C’est le 13 septembre qu’Anthony Ricard Bérubé connaîtra le sort qui lui sera réservé par la justice.

Conduite dangereuse ayant causé la mort: les dés sont jetés pour Anthony Ricard Bérubé

MONT-JOLI — Les dés sont jetés pour Anthony Ricard Bérubé, dont le procès s’est terminé mercredi au palais de justice de Mont-Joli. L’individu de 21 ans est accusé de conduite dangereuse ayant causé la mort d’un résident de Québec, André Fortier, qui était âgé de 70 ans. L’accident est survenu le 29 mai 2018 à Saint-Simon, près de Trois-Pistoles. C’est à la mi-septembre que le prévenu connaîtra le sort qui lui sera réservé par la justice.

Selon le service du greffe du palais de justice de Mont-Joli, la poursuite a fait entendre onze témoins, dont un reconstitutionniste en collisions de la Sûreté du Québec. La preuve a été close mercredi après que la défense eut fait témoigner l’accusé, qui a ensuite dû se prêter au contre-interrogatoire de la Couronne. Anthony Ricard Bérubé a soutenu la thèse qu’il avait fait valoir au Soleil le lendemain de l’accident, soit celle voulant qu’il se soit endormi au volant. 

Conduite dangereuse

Pour la poursuite, la thèse du sommeil momentané n’est pas plausible. La Direction des poursuites criminelles et pénales (DPCP) croit plutôt qu’il s’agit d’une manœuvre de dépassement ou d’une tentative de dépassement dans un moment d’inattention. «La collision qui a été fatale a été précédée sur plusieurs kilomètres à partir de l’est du village de Saint-Fabien, rappelle la procureure de la Couronne, Me Julie Gagné. Plusieurs témoins ont vu le véhicule conduit par monsieur à haute vitesse et en train d’effectuer des dépassements ou des tentatives de dépassement qu’ils ont jugé dangereux. Ils sont venus en témoigner. La poursuite allègue que cette façon de conduire, sur les nombreux kilomètres précédant l’impact fatal, est une preuve circonstancielle valable et fiable.»

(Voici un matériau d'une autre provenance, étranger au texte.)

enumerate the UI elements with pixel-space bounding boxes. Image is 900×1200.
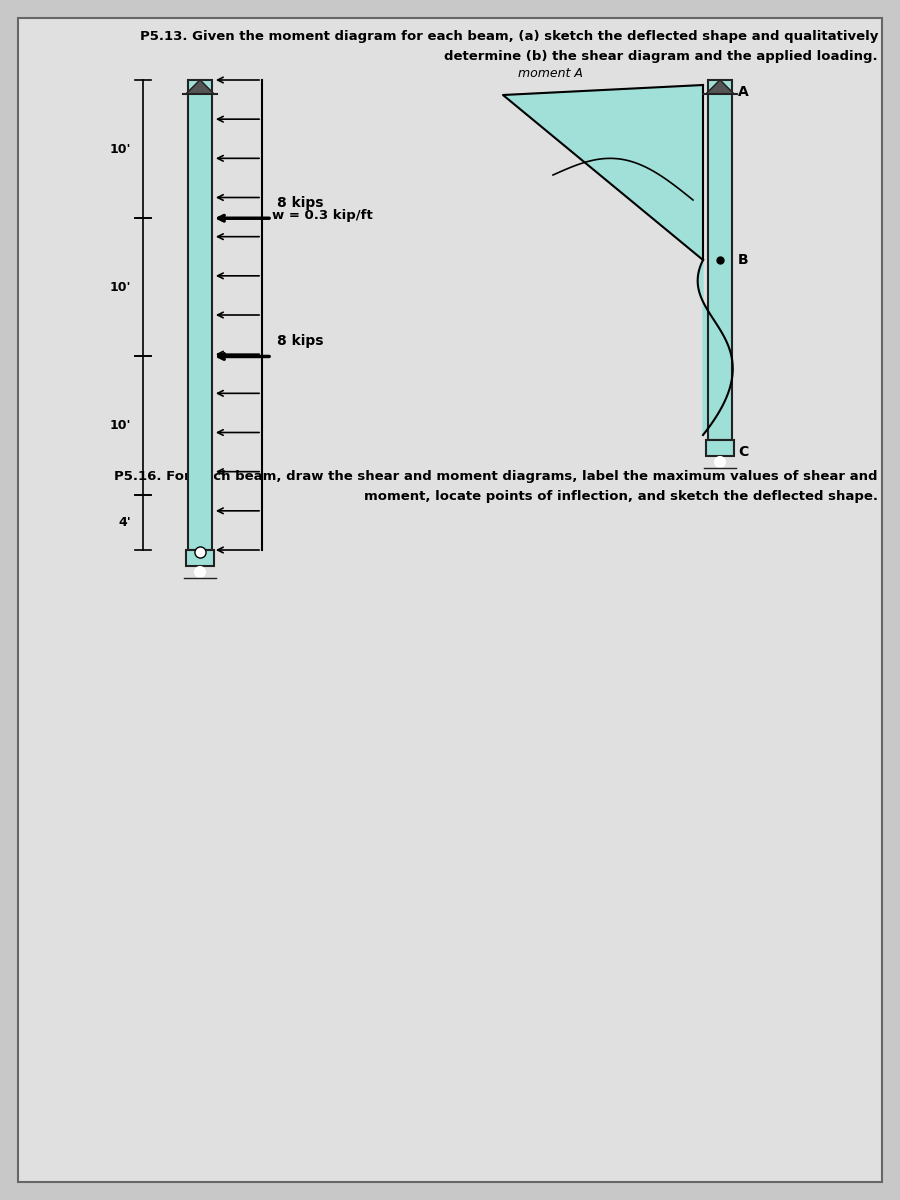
Text: moment A: moment A xyxy=(518,67,583,80)
Text: A: A xyxy=(738,85,749,98)
Text: B: B xyxy=(738,253,749,266)
Text: 10': 10' xyxy=(110,419,131,432)
Polygon shape xyxy=(503,85,703,260)
Text: 10': 10' xyxy=(110,281,131,294)
Circle shape xyxy=(715,457,725,467)
Text: moment, locate points of inflection, and sketch the deflected shape.: moment, locate points of inflection, and… xyxy=(364,490,878,503)
Polygon shape xyxy=(698,260,733,434)
FancyBboxPatch shape xyxy=(708,80,732,440)
Text: P5.16. For each beam, draw the shear and moment diagrams, label the maximum valu: P5.16. For each beam, draw the shear and… xyxy=(114,470,878,482)
Text: w = 0.3 kip/ft: w = 0.3 kip/ft xyxy=(272,209,373,222)
Text: 4': 4' xyxy=(118,516,131,529)
Polygon shape xyxy=(186,80,214,94)
Text: 8 kips: 8 kips xyxy=(277,335,323,348)
Text: 10': 10' xyxy=(110,143,131,156)
Text: determine (b) the shear diagram and the applied loading.: determine (b) the shear diagram and the … xyxy=(445,50,878,62)
FancyBboxPatch shape xyxy=(18,18,882,1182)
FancyBboxPatch shape xyxy=(188,80,212,550)
Text: C: C xyxy=(738,445,748,458)
FancyBboxPatch shape xyxy=(186,550,214,566)
Polygon shape xyxy=(706,80,734,94)
FancyBboxPatch shape xyxy=(706,440,734,456)
Text: P5.13. Given the moment diagram for each beam, (a) sketch the deflected shape an: P5.13. Given the moment diagram for each… xyxy=(140,30,878,43)
Circle shape xyxy=(195,566,205,577)
Text: 8 kips: 8 kips xyxy=(277,197,323,210)
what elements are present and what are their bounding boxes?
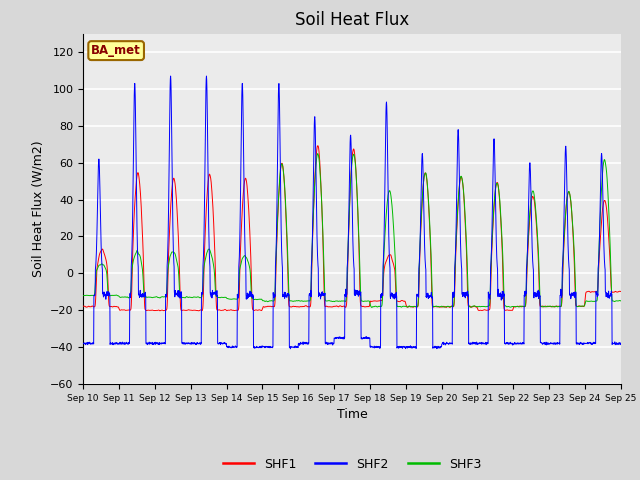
SHF2 [585,341,593,347]
Line: SHF2: SHF2 [83,76,621,349]
Line: SHF1: SHF1 [83,146,621,311]
Y-axis label: Soil Heat Flux (W/m2): Soil Heat Flux (W/m2) [31,141,44,277]
SHF1 [230,307,237,313]
SHF2 [230,345,237,350]
X-axis label: Time: Time [337,408,367,421]
SHF2 [509,340,516,346]
SHF1 [79,303,87,309]
SHF1 [570,246,577,252]
SHF1 [195,308,202,313]
Title: Soil Heat Flux: Soil Heat Flux [295,11,409,29]
SHF1 [509,307,516,313]
SHF2 [380,254,387,260]
SHF2 [287,346,294,352]
SHF3 [368,304,376,310]
SHF1 [617,288,625,294]
SHF2 [79,340,87,346]
SHF3 [229,296,237,302]
SHF3 [380,263,387,268]
SHF2 [617,340,625,346]
SHF3 [368,304,376,310]
SHF3 [585,298,593,304]
SHF2 [368,344,376,349]
SHF1 [368,299,376,304]
SHF2 [570,291,577,297]
Text: BA_met: BA_met [92,44,141,57]
SHF1 [380,275,387,280]
SHF1 [314,143,322,149]
SHF3 [509,304,516,310]
SHF3 [314,151,322,156]
SHF3 [79,293,87,299]
SHF3 [617,298,625,304]
Legend: SHF1, SHF2, SHF3: SHF1, SHF2, SHF3 [218,453,486,476]
Line: SHF3: SHF3 [83,154,621,307]
SHF1 [585,288,593,294]
SHF2 [167,73,175,79]
SHF3 [570,240,577,245]
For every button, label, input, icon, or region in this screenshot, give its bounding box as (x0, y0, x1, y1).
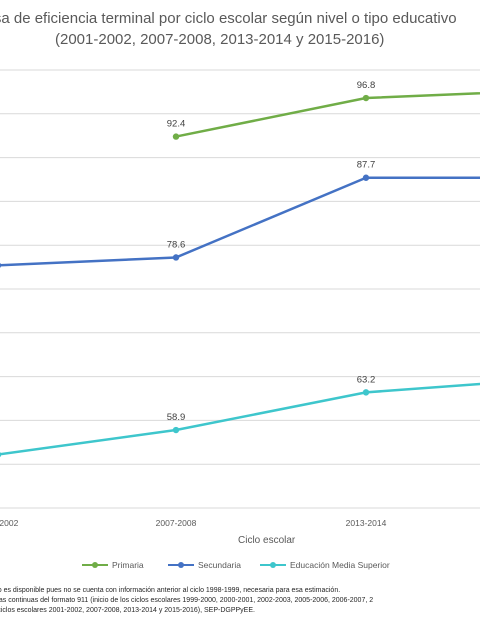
note-line-2: áticas continuas del formato 911 (inicio… (0, 597, 374, 604)
source-notes: a no es disponible pues no se cuenta con… (0, 586, 480, 616)
legend-item-primaria: Primaria (82, 560, 144, 570)
data-point (172, 133, 180, 140)
data-point (0, 452, 2, 458)
legend-label-primaria: Primaria (112, 560, 144, 570)
series-line (0, 176, 480, 267)
data-label: 58.9 (167, 412, 186, 423)
legend-swatch-primaria (82, 560, 108, 570)
legend-swatch-secundaria (168, 560, 194, 570)
x-tick-label: 2001-2002 (0, 518, 19, 528)
note-line-1: a no es disponible pues no se cuenta con… (0, 587, 341, 594)
chart-title-line1: Tasa de eficiencia terminal por ciclo es… (0, 10, 457, 27)
x-tick-label: 2007-2008 (156, 518, 197, 528)
data-label: 92.4 (167, 119, 186, 130)
data-point (172, 254, 180, 261)
legend-item-media-superior: Educación Media Superior (260, 560, 390, 570)
data-point (362, 94, 370, 102)
note-line-3: os ciclos escolares 2001-2002, 2007-2008… (0, 607, 255, 614)
series-line (0, 382, 480, 456)
x-axis-title: Ciclo escolar (238, 535, 296, 546)
data-point (172, 426, 180, 434)
chart-title-line2: (2001-2002, 2007-2008, 2013-2014 y 2015-… (55, 31, 385, 48)
legend-label-media-superior: Educación Media Superior (290, 560, 390, 570)
data-label: 96.8 (357, 80, 376, 91)
legend-label-secundaria: Secundaria (198, 560, 242, 570)
legend-swatch-media-superior (260, 560, 286, 570)
x-tick-label: 2013-2014 (346, 518, 387, 528)
data-point (362, 389, 370, 396)
data-point (362, 174, 370, 181)
data-label: 63.2 (357, 374, 376, 385)
data-point (0, 262, 2, 268)
legend-item-secundaria: Secundaria (168, 560, 241, 570)
data-label: 78.6 (167, 239, 186, 250)
data-label: 87.7 (357, 160, 376, 171)
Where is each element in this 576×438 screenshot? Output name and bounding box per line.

Selon le DPCP, «le reconstitutionniste est venu témoigner que le véhicule de l’accusé était totalement dans la voie inverse lorsqu’il a eu un impact avec un véhicule de marque Chevrolet Cruze, faisant en sorte que le véhicule de l’accusé a été déporté et a fait un tonneau pour atteindre le deuxième véhicule, soit celui de la victime décédée». Pour Me Gagné, c’est une «totale responsabilité factuelle». Mireille Pouliot était au volant de la Chevrolet Cruze. Selon la procureure de la Couronne, «elle est venue témoigner que des douleurs cervicales et au dos étaient apparues plus tard». 

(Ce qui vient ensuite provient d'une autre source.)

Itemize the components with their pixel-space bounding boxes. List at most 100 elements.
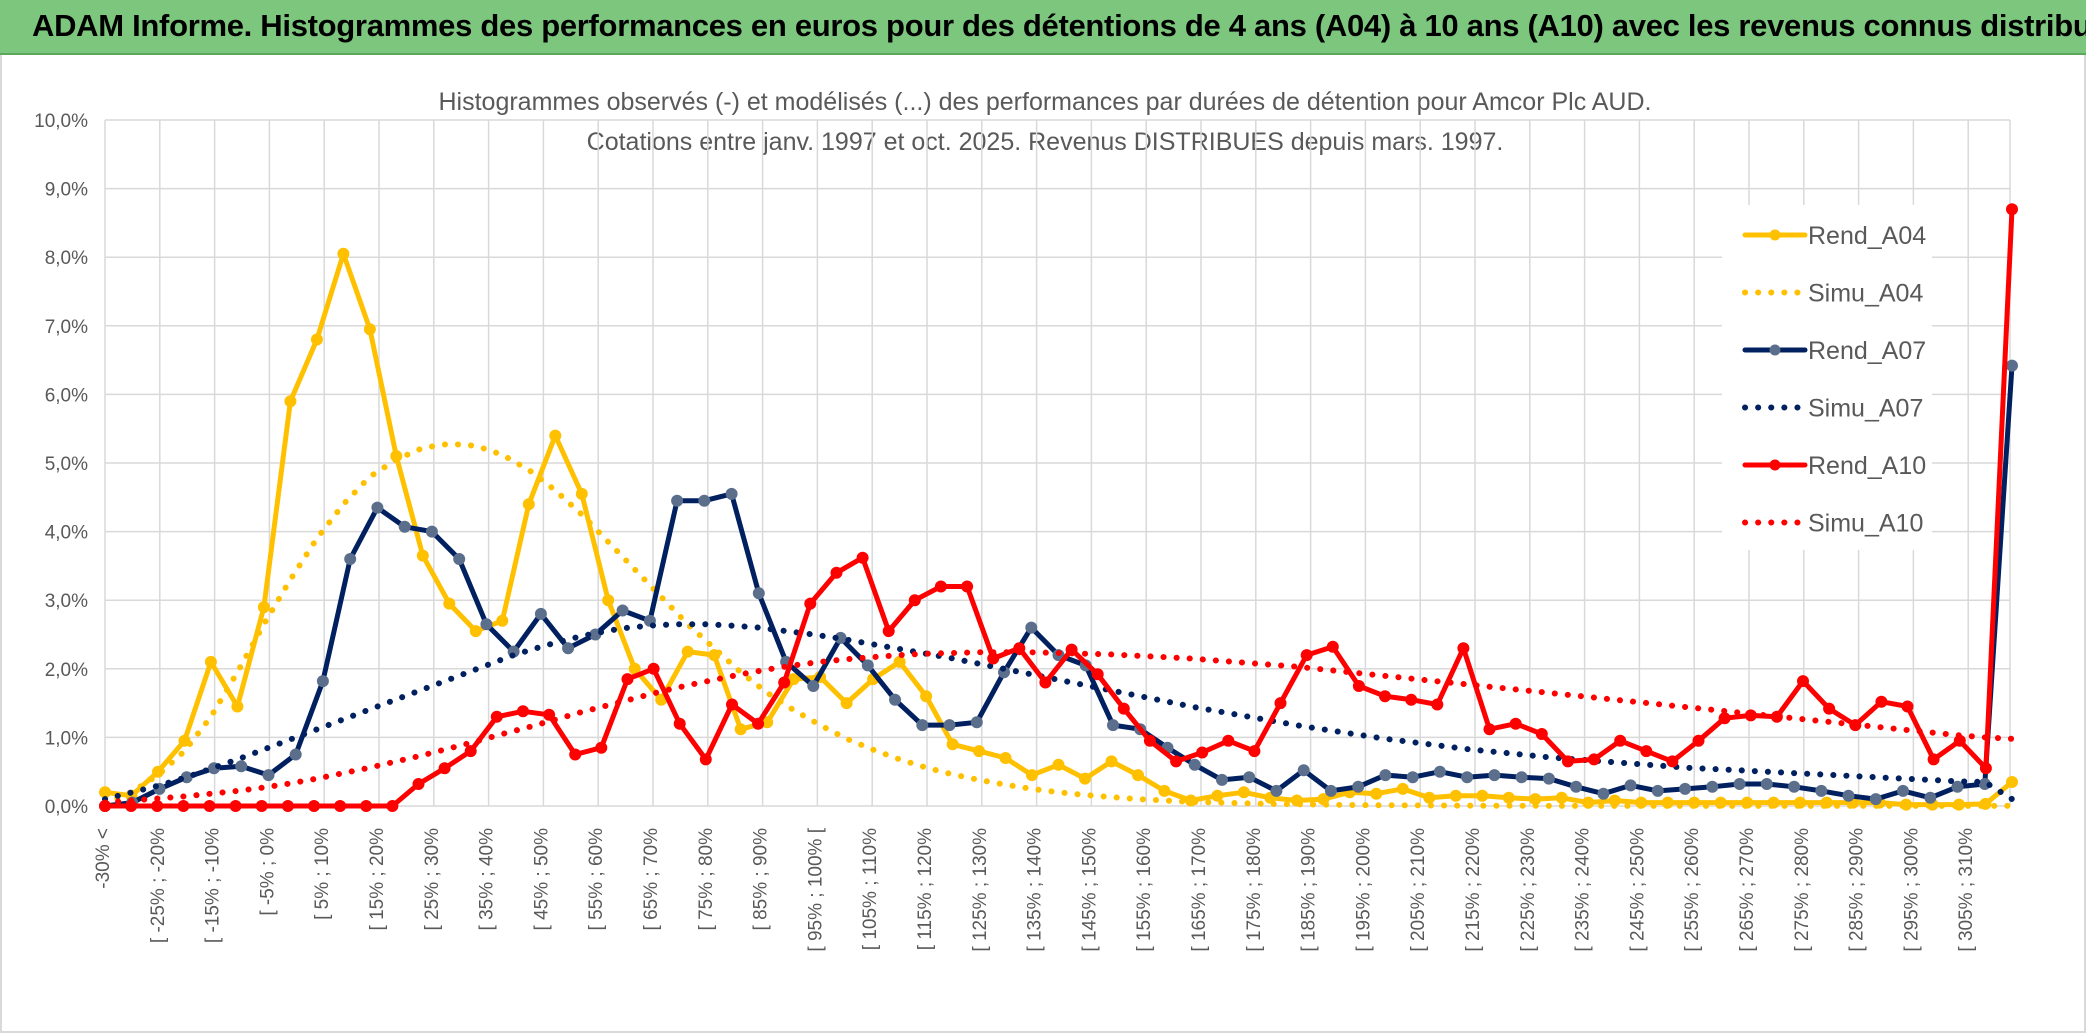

Le Soleil a tenté d’obtenir la version de la Défense, mais Me Caroline Bérubé n’a pas retourné nos appels. Le juge Richard Côté a pris le dossier en délibéré et rendra sa décision le 13 septembre au palais de justice de Rimouski.

Au moment de l’accident, Anthony Ricard Bérubé, qui est originaire de Sainte-Angèle-de-Mérici, près de Mont-Joli, retournait à Drummondville, où il travaillait depuis quatre mois pour une entreprise de remorquage. Anthony Ricard Bérubé est sans antécédent judiciaire.